Archive for the 'links and connections' Category

Nano Risk: Dupont + Environmental Defense

By: Christopher Kelty
Posted in links and connections, risk on February 26th, 2007

I’m posting this here as well as at the bio-nano blog, since it is a nice point of overlap…

Dupont, the chemical giant, has put its peanut butter in the chocolate belong to Environmental Defense, the environmental action NGO. Or did ED’s chocolate end up in DuPont’s peanut butter? In any case they have teamed up to produce a “NanoRisk Framework” that combines techniques risk analysis and product development to help companies monitor the production of new nanomaterials. It is, at first sight, a surprising partnership, but as it turns out, I guess ED is known for “finding the ways that work” as their website puts it. It is also another example of the desire to bring a public into being, as the framework is publicly distributed, and available for comment until March 30th. It’s a nice document too– the kind of thing that isn’t normally freely available on a website…

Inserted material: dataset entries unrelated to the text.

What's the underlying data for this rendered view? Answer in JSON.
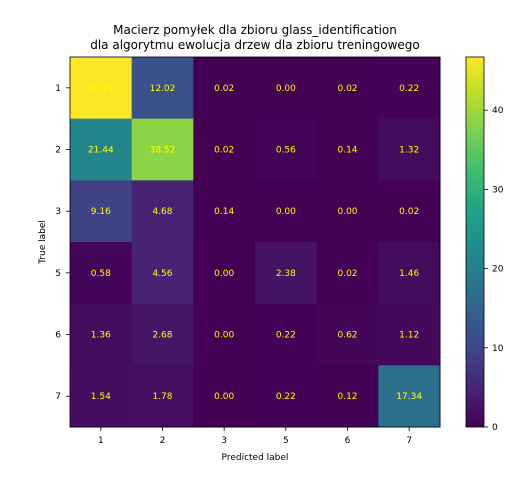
{
  "chart_data": {
    "type": "heatmap",
    "title_line1": "Macierz pomyłek dla zbioru glass_identification",
    "title_line2": "dla algorytmu ewolucja drzew dla zbioru treningowego",
    "xlabel": "Predicted label",
    "ylabel": "True label",
    "x_categories": [
      "1",
      "2",
      "3",
      "5",
      "6",
      "7"
    ],
    "y_categories": [
      "1",
      "2",
      "3",
      "5",
      "6",
      "7"
    ],
    "values": [
      [
        46.72,
        12.02,
        0.02,
        0.0,
        0.02,
        0.22
      ],
      [
        21.44,
        38.52,
        0.02,
        0.56,
        0.14,
        1.32
      ],
      [
        9.16,
        4.68,
        0.14,
        0.0,
        0.0,
        0.02
      ],
      [
        0.58,
        4.56,
        0.0,
        2.38,
        0.02,
        1.46
      ],
      [
        1.36,
        2.68,
        0.0,
        0.22,
        0.62,
        1.12
      ],
      [
        1.54,
        1.78,
        0.0,
        0.22,
        0.12,
        17.34
      ]
    ],
    "value_labels": [
      [
        "46.72",
        "12.02",
        "0.02",
        "0.00",
        "0.02",
        "0.22"
      ],
      [
        "21.44",
        "38.52",
        "0.02",
        "0.56",
        "0.14",
        "1.32"
      ],
      [
        "9.16",
        "4.68",
        "0.14",
        "0.00",
        "0.00",
        "0.02"
      ],
      [
        "0.58",
        "4.56",
        "0.00",
        "2.38",
        "0.02",
        "1.46"
      ],
      [
        "1.36",
        "2.68",
        "0.00",
        "0.22",
        "0.62",
        "1.12"
      ],
      [
        "1.54",
        "1.78",
        "0.00",
        "0.22",
        "0.12",
        "17.34"
      ]
    ],
    "colormap": "viridis",
    "color_range": [
      0,
      46.72
    ],
    "colorbar_ticks": [
      "0",
      "10",
      "20",
      "30",
      "40"
    ],
    "colorbar_tick_values": [
      0,
      10,
      20,
      30,
      40
    ],
    "text_color": "#ffff00"
  }
}
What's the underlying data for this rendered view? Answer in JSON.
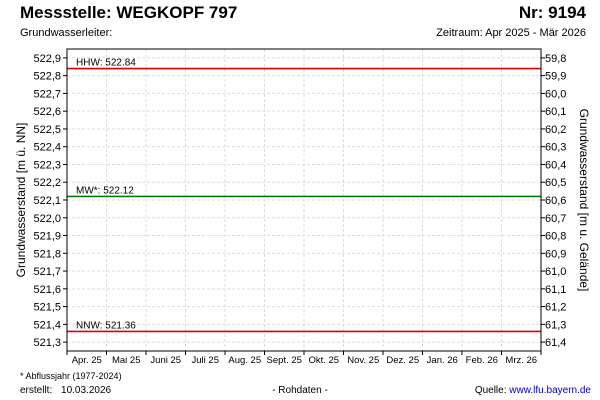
{
  "header": {
    "title": "Messstelle: WEGKOPF 797",
    "number": "Nr: 9194",
    "aquifer": "Grundwasserleiter:",
    "period": "Zeitraum: Apr 2025 - Mär 2026"
  },
  "footer": {
    "footnote": "* Abflussjahr (1977-2024)",
    "created_label": "erstellt:",
    "created_date": "10.03.2026",
    "raw_data": "- Rohdaten -",
    "source_label": "Quelle:",
    "source_link": "www.lfu.bayern.de"
  },
  "chart_data": {
    "type": "line",
    "title": "Messstelle: WEGKOPF 797",
    "ylabel": "Grundwasserstand [m ü. NN]",
    "y2label": "Grundwasserstand [m u. Gelände]",
    "ylim": [
      521.25,
      522.95
    ],
    "y2lim": [
      61.45,
      59.75
    ],
    "yticks": [
      522.9,
      522.8,
      522.7,
      522.6,
      522.5,
      522.4,
      522.3,
      522.2,
      522.1,
      522.0,
      521.9,
      521.8,
      521.7,
      521.6,
      521.5,
      521.4,
      521.3
    ],
    "yticklabels": [
      "522,9",
      "522,8",
      "522,7",
      "522,6",
      "522,5",
      "522,4",
      "522,3",
      "522,2",
      "522,1",
      "522,0",
      "521,9",
      "521,8",
      "521,7",
      "521,6",
      "521,5",
      "521,4",
      "521,3"
    ],
    "y2ticks": [
      59.8,
      59.9,
      60.0,
      60.1,
      60.2,
      60.3,
      60.4,
      60.5,
      60.6,
      60.7,
      60.8,
      60.9,
      61.0,
      61.1,
      61.2,
      61.3,
      61.4
    ],
    "y2ticklabels": [
      "59,8",
      "59,9",
      "60,0",
      "60,1",
      "60,2",
      "60,3",
      "60,4",
      "60,5",
      "60,6",
      "60,7",
      "60,8",
      "60,9",
      "61,0",
      "61,1",
      "61,2",
      "61,3",
      "61,4"
    ],
    "xticklabels": [
      "Apr. 25",
      "Mai 25",
      "Juni 25",
      "Juli 25",
      "Aug. 25",
      "Sept. 25",
      "Okt. 25",
      "Nov. 25",
      "Dez. 25",
      "Jan. 26",
      "Feb. 26",
      "Mrz. 26"
    ],
    "reference_lines": [
      {
        "label": "HHW: 522.84",
        "value": 522.84,
        "color": "#e00000"
      },
      {
        "label": "MW*: 522.12",
        "value": 522.12,
        "color": "#008000"
      },
      {
        "label": "NNW: 521.36",
        "value": 521.36,
        "color": "#e00000"
      }
    ],
    "grid": true,
    "grid_color": "#dcdcdc"
  }
}
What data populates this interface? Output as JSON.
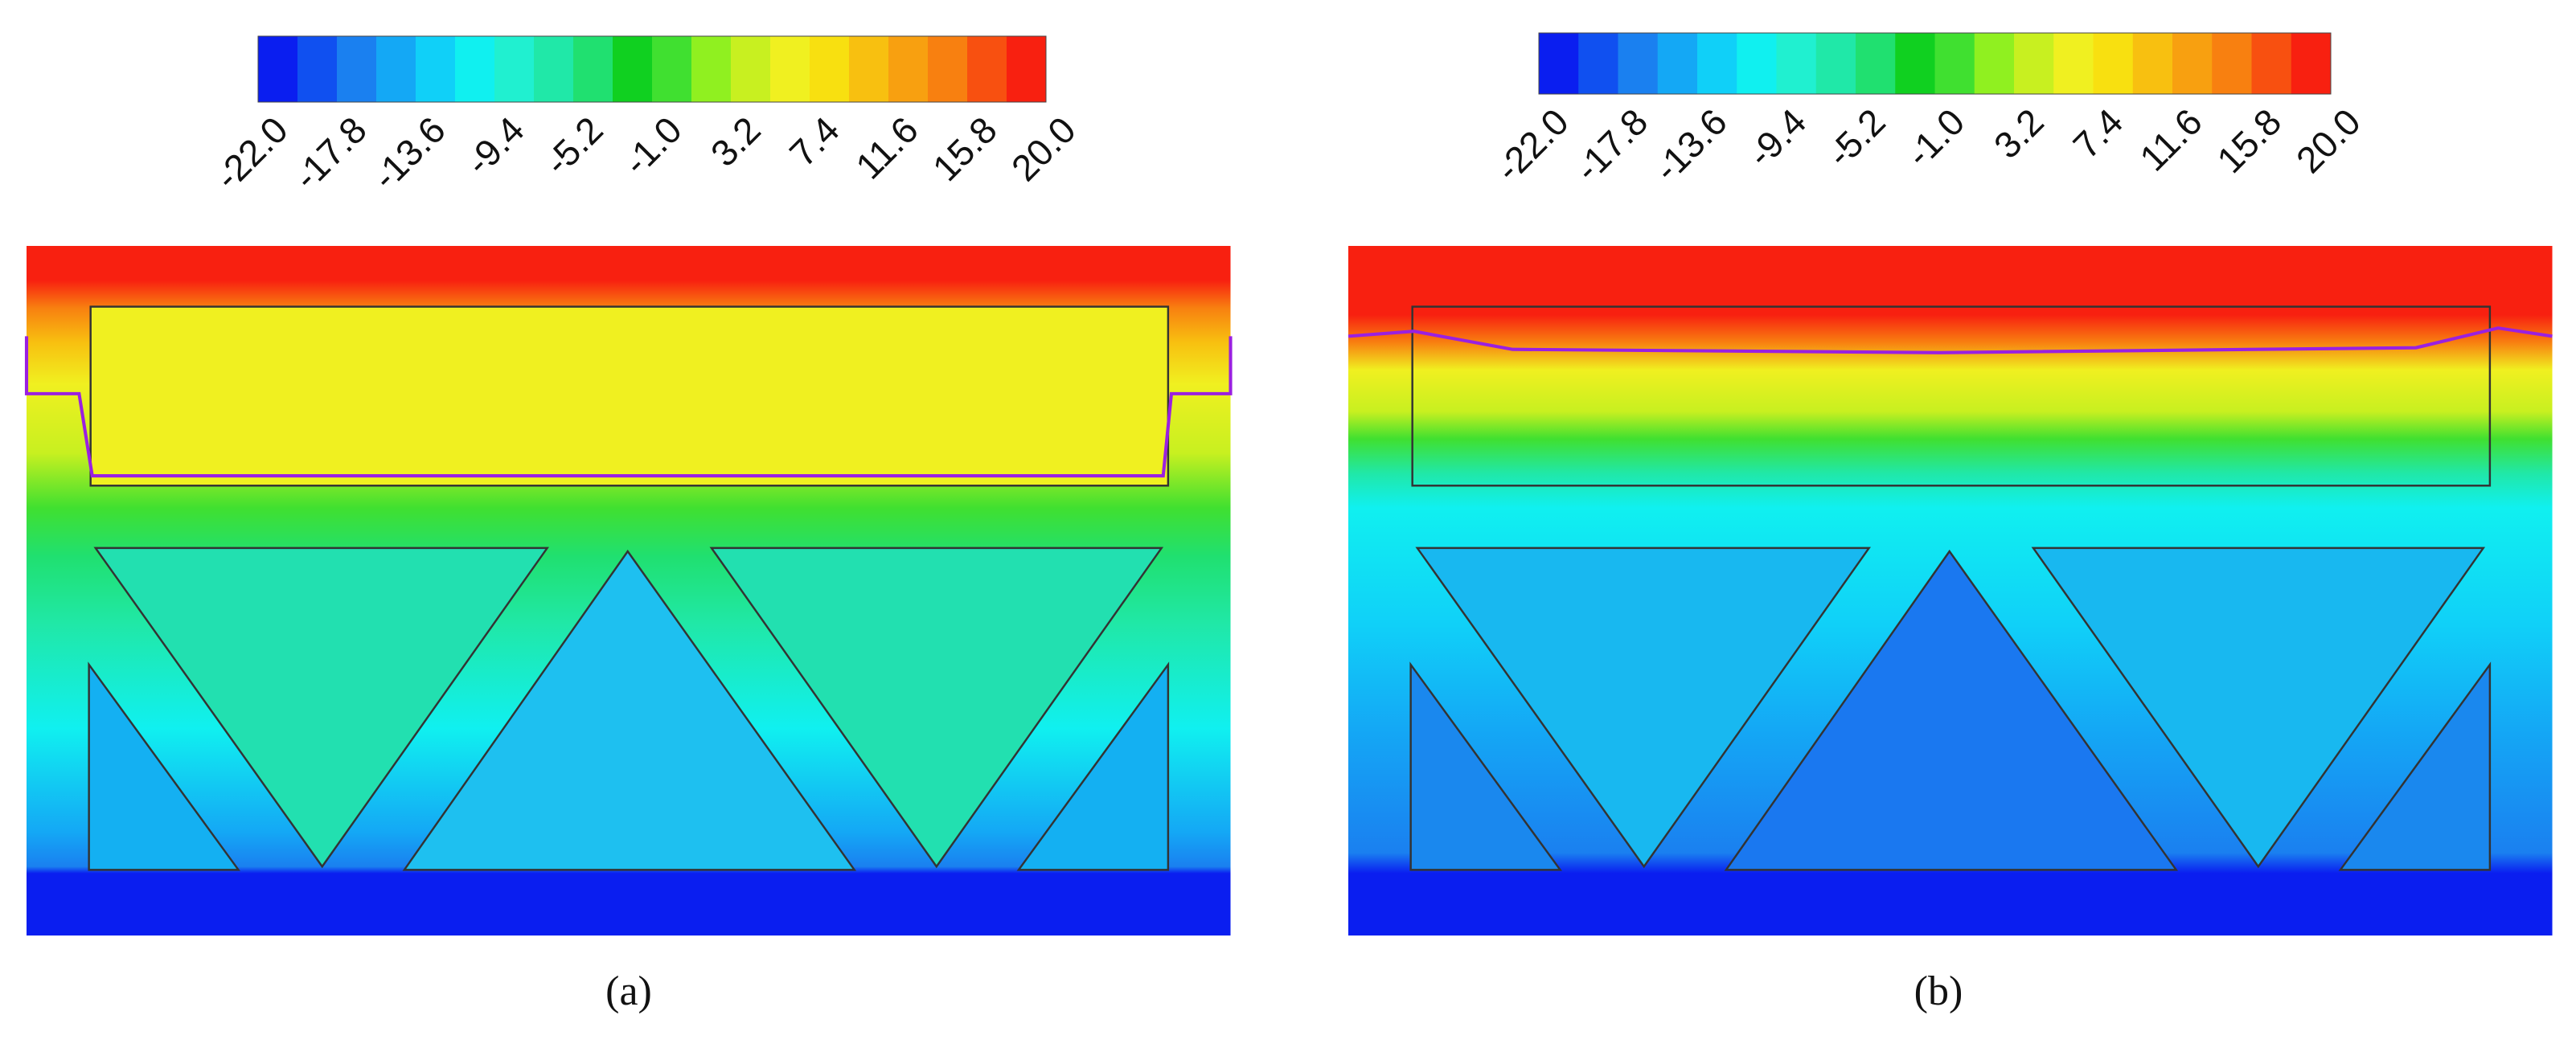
{
  "colorbar_colors": [
    "#0a1ef0",
    "#1050f0",
    "#1a80f0",
    "#14a8f5",
    "#10d0f8",
    "#10f0f0",
    "#20f0d0",
    "#20e8a8",
    "#20e070",
    "#10d020",
    "#40e030",
    "#90f020",
    "#c8f020",
    "#f0f020",
    "#f8e010",
    "#f8c010",
    "#f8a010",
    "#f88010",
    "#f85010",
    "#f82010"
  ],
  "panels": [
    {
      "colorbar": {
        "labels": [
          "-22.0",
          "-17.8",
          "-13.6",
          "-9.4",
          "-5.2",
          "-1.0",
          "3.2",
          "7.4",
          "11.6",
          "15.8",
          "20.0"
        ]
      },
      "caption": "(a)"
    },
    {
      "colorbar": {
        "labels": [
          "-22.0",
          "-17.8",
          "-13.6",
          "-9.4",
          "-5.2",
          "-1.0",
          "3.2",
          "7.4",
          "11.6",
          "15.8",
          "20.0"
        ]
      },
      "caption": "(b)"
    }
  ]
}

More on DHS ‘risk’ assessment

By: Lyle Fearnley
Posted in links and connections, risk on February 16th, 2007

Homeland Security Watch, a blog run by CSIS-type Washington policy analysts, should be added to our radar. A recent post announced the publication of a Congressional Research Service report on Homeland Security’s application of “risk-based” grant distribution. The author of the post described Congressional concern with the application of risk analysis to ‘vital systems security’ problems: “Terrorism offers neither the trend lines nor the depth of historical data (thank goodness) needed to design a reliable methodology that risk assessment demands in other cases, such as hurricanes or car accidents.” While I haven’t had a chance to read it, the full report can be found here.

Enactment in the Military

By: Stephen Collier
Posted in enactment, links and connections on January 28th, 2007

I have been looking a bit into the problem of enactment and war games. In so doing, a couple of interesting links came up, including to a couple first-order practitioners of war gaming, James F. Dunnigan and Kenneth Watman and to an article by James Der Derian at the Watson Institute that is worth a read. In our article on “Distributed Preparedness” Andy and I put forward the idea that imaginative enactment is one of the key techniques of a future oriented (rather than archive-oriented) form of knowledge about collective life. The war game story is clearly an important part of the genealogy of imaginative enactment. Civil defense was one point of transfer from military to civilian affairs. Certainly there are others.

As an aside, Der Derian’s website is very much worth checking out as an effort to produce some online space for security discussions.

LSE Centre for Analysis of Risk and Regulation

By: Stephen Collier
Posted in links and connections, risk on January 23rd, 2007

I don’t recall whether this has come across our screen before, but this seems to be a center for risk related analytic work and critical social science at LSE. It includes some of the folks in the risk discussions (Beck, Ericson) as well as more technocratic types. Lots of working papers…worth a scan. The seminars look to be on the technical side; I was particularly drawn to one on participatory risk mapping. Also the research fellowships may be of interest to some.